Prodigy has three built-in functions to drop examples based on a score: prefer_low_scores()
, prefer_high_scores()
and prefer_uncertain
. All are found in the prodigy.components.sorters
module. They are not documented anywhere, but very useful for anyone doing some custom stuff with Prodigy.
Because of the lack of documentation and available source code I ran experiments to figure out what exactly these functions do.
One important insight is that they drop 50% of examples.

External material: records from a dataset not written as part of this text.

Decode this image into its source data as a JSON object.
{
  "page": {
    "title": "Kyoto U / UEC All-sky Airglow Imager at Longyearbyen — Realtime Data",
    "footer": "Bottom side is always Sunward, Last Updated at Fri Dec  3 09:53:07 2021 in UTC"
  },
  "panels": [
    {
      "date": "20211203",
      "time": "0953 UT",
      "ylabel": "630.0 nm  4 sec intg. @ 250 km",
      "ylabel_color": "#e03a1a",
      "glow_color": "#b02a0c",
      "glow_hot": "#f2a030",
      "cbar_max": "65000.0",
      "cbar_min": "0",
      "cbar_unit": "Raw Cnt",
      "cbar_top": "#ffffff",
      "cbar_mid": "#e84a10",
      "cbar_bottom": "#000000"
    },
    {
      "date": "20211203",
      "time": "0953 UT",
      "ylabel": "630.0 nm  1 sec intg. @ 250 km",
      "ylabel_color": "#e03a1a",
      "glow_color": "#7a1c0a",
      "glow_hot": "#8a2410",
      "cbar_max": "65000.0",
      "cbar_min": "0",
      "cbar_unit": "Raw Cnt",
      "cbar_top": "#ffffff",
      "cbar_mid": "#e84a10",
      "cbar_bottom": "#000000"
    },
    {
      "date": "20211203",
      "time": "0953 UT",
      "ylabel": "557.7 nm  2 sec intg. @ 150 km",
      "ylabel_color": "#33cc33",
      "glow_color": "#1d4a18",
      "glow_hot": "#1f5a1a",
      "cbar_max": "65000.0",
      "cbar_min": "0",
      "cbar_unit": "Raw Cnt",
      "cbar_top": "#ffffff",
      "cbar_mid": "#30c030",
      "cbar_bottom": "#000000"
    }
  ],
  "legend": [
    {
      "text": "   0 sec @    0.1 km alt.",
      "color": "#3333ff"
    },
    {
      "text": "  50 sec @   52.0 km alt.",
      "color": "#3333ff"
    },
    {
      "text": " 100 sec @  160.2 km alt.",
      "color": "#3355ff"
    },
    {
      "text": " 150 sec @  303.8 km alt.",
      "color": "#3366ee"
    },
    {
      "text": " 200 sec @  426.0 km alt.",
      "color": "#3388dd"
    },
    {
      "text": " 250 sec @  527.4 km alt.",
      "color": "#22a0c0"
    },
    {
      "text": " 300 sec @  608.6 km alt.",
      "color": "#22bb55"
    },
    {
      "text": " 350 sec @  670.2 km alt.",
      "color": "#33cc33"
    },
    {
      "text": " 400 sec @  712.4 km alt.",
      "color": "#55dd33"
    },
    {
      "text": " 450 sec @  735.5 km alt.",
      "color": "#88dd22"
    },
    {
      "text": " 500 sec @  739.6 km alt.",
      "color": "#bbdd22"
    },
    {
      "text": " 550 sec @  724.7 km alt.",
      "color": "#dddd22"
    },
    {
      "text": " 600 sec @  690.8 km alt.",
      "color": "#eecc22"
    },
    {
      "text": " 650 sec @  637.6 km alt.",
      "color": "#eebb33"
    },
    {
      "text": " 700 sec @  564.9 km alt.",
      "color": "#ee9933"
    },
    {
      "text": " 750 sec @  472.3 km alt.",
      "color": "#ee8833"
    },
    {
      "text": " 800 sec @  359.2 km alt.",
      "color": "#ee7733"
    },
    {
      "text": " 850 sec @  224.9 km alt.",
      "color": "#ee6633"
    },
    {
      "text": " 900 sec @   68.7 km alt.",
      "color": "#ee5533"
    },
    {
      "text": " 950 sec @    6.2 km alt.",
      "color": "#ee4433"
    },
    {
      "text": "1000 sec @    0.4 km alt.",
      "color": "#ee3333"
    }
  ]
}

The distribution of scores of the remaining examples is shown in below histograms.
import random
import pandas as pd
import matplotlib.pyplot as plt
from prodigy.components.sorters import prefer_low_scores, prefer_high_scores, prefer_uncertain
n = 100000
stream = []
for _ in range(n):
r = random.uniform(0, 1)
stream.append((r, {'score': r}))
def show_histogram(func, ax):
scores = [s['score'] for s in func(stream)]
pd.Series(scores).hist(ax=ax)
ax.set_title(func.__name__)
fig, ax = plt.subplots(ncols=3, sharex=True, sharey=True, figsize=(15, 5))
show_histogram(prefer_low_scores, ax=ax[0])
show_histogram(prefer_high_scores, ax=ax[1])
show_histogram(prefer_uncertain, ax=ax[2])
I think it would be very useful to have this in the official documentation.